Una semana después lo hicimos en la terraza
sobre las baldosas aún tibias. Ella dejaba la puerta de su departamento
abierta, por si los chicos despertaban. Era en el último piso, debería haber
sido el departamento del portero, pero
era el suyo. Yo protestaba por esa extravagancia audaz, aunque la acepté,
Patricia no se dejaba tocar dentro de su casa. Me hice un gran frecuentador del
lavadero y la terraza. Los lunes después de las diez.
Le propuse que se separara y viniera a vivir
conmigo abajo, que los chicos tendrían sol y más espacio para jugar. Me miró
como a un marciano. Nunca, me dijo, sabelo bien de una vez y por siempre, me
voy a separar de mi marido, ¿está claro? Bajé la cabeza y no dije más.
Los oía salir juntos y contentos los fines de
semana, con ruido de bicis, patinetas, cochecitos, hablando fuerte, riéndose. Ponía
el televisor alto para no escucharlos. A él no lo conocí, a los chicos los vi
aquella vez primera y alguna otra, mientras dormían.
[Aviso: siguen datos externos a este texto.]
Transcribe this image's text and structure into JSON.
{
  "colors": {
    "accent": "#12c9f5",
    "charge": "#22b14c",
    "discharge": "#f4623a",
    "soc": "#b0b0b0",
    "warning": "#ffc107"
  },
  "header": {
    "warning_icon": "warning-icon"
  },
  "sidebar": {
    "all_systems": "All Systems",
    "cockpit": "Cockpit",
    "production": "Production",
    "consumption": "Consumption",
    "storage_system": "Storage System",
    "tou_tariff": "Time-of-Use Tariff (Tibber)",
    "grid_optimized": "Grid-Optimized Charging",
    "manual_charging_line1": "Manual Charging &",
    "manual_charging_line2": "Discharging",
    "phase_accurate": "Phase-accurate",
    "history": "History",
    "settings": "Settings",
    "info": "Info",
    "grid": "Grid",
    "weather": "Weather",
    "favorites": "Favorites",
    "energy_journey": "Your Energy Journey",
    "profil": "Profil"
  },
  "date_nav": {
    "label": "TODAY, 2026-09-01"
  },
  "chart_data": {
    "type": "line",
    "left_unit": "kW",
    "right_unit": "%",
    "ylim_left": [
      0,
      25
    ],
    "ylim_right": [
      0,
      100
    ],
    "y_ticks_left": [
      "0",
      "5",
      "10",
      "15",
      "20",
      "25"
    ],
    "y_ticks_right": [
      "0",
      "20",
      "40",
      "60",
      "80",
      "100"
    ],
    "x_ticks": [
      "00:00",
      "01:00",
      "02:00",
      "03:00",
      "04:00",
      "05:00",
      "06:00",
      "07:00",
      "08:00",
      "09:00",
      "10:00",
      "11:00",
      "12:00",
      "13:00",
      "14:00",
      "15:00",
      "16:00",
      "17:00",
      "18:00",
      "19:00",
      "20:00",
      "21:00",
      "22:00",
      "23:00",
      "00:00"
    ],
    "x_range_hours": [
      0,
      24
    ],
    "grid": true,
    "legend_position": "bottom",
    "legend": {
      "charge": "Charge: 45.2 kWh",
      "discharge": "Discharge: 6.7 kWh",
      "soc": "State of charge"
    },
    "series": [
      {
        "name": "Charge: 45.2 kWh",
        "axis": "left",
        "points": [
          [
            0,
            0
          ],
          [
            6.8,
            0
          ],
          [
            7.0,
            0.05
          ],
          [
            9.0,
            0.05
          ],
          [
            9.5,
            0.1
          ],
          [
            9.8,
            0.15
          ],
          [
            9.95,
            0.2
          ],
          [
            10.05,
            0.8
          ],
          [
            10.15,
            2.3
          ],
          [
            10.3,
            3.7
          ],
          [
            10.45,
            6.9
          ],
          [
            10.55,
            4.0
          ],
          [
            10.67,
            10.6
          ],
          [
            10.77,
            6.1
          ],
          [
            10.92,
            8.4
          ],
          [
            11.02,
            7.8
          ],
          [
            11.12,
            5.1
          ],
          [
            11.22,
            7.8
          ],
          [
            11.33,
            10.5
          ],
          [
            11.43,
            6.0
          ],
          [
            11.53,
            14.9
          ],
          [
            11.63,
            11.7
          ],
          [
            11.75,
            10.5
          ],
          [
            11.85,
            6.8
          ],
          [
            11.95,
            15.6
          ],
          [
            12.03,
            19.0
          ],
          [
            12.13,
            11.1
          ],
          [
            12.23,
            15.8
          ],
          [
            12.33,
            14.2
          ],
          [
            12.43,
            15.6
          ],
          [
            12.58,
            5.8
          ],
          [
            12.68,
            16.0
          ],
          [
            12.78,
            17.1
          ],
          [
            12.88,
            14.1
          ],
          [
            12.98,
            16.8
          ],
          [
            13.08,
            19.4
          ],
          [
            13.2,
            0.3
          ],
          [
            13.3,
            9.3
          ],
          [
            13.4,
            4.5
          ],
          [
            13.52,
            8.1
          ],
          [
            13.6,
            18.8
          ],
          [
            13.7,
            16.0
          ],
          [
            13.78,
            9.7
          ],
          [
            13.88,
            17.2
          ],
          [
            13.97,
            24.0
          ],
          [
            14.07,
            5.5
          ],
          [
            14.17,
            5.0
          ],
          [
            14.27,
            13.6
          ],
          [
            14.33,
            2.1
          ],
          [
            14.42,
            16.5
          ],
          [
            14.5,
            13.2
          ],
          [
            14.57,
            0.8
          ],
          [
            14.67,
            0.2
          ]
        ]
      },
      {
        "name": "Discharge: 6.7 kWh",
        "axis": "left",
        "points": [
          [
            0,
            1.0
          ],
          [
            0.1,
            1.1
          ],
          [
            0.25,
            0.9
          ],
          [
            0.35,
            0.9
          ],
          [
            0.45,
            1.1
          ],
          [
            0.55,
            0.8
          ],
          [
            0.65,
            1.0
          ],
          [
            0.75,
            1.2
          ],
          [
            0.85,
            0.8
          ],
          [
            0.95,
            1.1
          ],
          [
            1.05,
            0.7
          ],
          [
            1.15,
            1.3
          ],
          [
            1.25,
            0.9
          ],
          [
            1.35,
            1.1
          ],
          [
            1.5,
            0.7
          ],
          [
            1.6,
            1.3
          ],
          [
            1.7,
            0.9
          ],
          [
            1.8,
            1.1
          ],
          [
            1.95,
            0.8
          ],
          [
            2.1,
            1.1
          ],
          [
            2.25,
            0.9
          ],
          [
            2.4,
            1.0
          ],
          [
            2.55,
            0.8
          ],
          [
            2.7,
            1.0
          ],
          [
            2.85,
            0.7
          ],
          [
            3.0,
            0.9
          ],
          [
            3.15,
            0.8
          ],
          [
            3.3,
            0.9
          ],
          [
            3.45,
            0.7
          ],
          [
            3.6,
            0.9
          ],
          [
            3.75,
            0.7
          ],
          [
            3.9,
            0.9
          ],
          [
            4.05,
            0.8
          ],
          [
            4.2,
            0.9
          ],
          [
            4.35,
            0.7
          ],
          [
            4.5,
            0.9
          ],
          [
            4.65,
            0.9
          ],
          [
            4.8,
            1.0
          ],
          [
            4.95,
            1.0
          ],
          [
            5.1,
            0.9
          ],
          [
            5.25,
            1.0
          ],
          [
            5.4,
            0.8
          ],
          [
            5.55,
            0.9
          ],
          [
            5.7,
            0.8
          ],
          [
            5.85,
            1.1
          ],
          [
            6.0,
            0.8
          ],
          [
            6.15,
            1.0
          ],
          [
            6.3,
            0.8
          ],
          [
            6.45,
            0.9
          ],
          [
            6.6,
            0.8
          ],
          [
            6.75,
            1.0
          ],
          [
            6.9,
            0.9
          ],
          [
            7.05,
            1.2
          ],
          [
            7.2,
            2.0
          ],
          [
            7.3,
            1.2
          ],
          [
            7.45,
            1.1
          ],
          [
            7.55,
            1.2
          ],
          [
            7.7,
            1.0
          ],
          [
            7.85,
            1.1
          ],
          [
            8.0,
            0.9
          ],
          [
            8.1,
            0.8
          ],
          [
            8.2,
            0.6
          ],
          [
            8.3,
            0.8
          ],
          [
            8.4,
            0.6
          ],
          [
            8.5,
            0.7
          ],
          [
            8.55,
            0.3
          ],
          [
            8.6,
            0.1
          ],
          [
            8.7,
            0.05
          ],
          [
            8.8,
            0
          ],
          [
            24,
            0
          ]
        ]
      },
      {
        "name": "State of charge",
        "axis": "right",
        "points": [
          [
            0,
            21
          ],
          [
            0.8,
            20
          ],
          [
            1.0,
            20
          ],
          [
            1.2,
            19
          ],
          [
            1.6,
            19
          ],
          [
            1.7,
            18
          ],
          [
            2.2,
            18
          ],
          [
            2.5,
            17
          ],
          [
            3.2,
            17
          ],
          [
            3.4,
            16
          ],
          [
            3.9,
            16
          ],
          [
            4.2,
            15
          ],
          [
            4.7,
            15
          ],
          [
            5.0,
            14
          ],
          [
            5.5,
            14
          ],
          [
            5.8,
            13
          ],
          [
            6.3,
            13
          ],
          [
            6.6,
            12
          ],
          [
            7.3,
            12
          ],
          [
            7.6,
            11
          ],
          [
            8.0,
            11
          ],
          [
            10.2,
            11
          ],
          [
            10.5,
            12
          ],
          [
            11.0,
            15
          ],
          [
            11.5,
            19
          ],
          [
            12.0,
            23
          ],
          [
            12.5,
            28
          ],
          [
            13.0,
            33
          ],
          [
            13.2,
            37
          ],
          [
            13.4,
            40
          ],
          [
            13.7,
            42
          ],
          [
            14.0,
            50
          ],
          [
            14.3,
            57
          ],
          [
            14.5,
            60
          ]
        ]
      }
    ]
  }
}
Una vez, insidiosamente le quise enterrar la
duda de que no debía ser cierto que él jugara al póker los lunes, que tal vez tuviera
otra mujer y al final la dejara. Ella no lo creía, me dijo, y de todas maneras no
viviría con ningún tipo que no fuera el padre de sus hijos hasta que crecieran.
Un tipo, a mí.
Vi pasar los cuartos crecientes, menguantes,
las lunas llenas y las nuevas desde la terraza durante cuatro años al cabo de
los cuales me casé con otra mujer, a la que le gusta quedarse en la casa como a
mí. No se queja de mi única salida:
jugar al póker los lunes, sin faltar uno.